Stat Med. 2020 Dec 30;39(30):4912-4921. doi: 10.1002/sim.8760. Epub 2020 Oct 5.
Two-phase designs involve measuring extra variables on a subset of the cohort where some variables are already measured. The goal of two-phase designs is to choose a subsample of individuals from the cohort and analyse that subsample efficiently. It is of interest to obtain an optimal design that gives the most efficient estimates of regression parameters.

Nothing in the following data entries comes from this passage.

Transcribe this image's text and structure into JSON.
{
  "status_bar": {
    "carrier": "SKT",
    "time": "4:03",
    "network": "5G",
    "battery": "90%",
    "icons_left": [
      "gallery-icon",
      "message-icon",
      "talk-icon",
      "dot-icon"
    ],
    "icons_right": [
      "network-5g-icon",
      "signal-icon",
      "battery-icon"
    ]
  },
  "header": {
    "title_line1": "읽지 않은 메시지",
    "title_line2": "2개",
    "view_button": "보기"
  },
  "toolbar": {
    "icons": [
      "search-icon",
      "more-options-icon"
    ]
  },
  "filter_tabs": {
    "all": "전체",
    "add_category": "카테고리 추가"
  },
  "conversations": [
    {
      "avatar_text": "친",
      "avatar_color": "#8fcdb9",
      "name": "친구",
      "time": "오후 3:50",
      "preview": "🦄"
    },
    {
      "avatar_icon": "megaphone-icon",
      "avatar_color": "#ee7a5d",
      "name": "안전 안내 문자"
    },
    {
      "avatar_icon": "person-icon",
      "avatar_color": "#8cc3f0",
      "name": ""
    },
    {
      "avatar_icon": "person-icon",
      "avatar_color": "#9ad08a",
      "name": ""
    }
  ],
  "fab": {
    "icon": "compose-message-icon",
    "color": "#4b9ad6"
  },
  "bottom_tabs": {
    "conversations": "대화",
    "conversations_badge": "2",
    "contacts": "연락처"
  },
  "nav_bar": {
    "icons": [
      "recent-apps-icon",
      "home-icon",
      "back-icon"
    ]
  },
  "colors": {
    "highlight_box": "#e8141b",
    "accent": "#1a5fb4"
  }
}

In this article, we propose a multiwave sampling design to approximate the optimal design for design-based estimators. Influence functions are used to compute the optimal sampling allocations. We propose to use informative priors on regression parameters to derive the wave-1 sampling probabilities because any prespecified sampling probabilities may be far from optimal and decrease the design efficiency. The posterior distributions of the regression parameters derived from the current wave will then be used as priors for the next wave. Generalized raking is used in the final statistical analysis. We show that a two-wave sampling with reasonable informative priors will end up with a highly efficient estimation for the parameter of interest and be close to the underlying optimal design.
两阶段设计涉及在已测量某些变量的队列子集中测量额外变量。两阶段设计的目标是从队列中选择一个个体子样本并有效地分析该子样本。获得能给出回归参数最有效估计的最优设计是很有意义的。在本文中,我们提出一种多波抽样设计来近似基于设计的估计量的最优设计。影响函数用于计算最优抽样分配。我们建议对回归参数使用信息先验来推导第一波抽样概率,因为任何预先指定的抽样概率可能远非最优且会降低设计效率。然后将从当前波得到的回归参数的后验分布用作下一波的先验。在最终的统计分析中使用广义拉科方法。我们表明,具有合理信息先验的两波抽样最终将对感兴趣的参数进行高效估计,并且接近潜在的最优设计。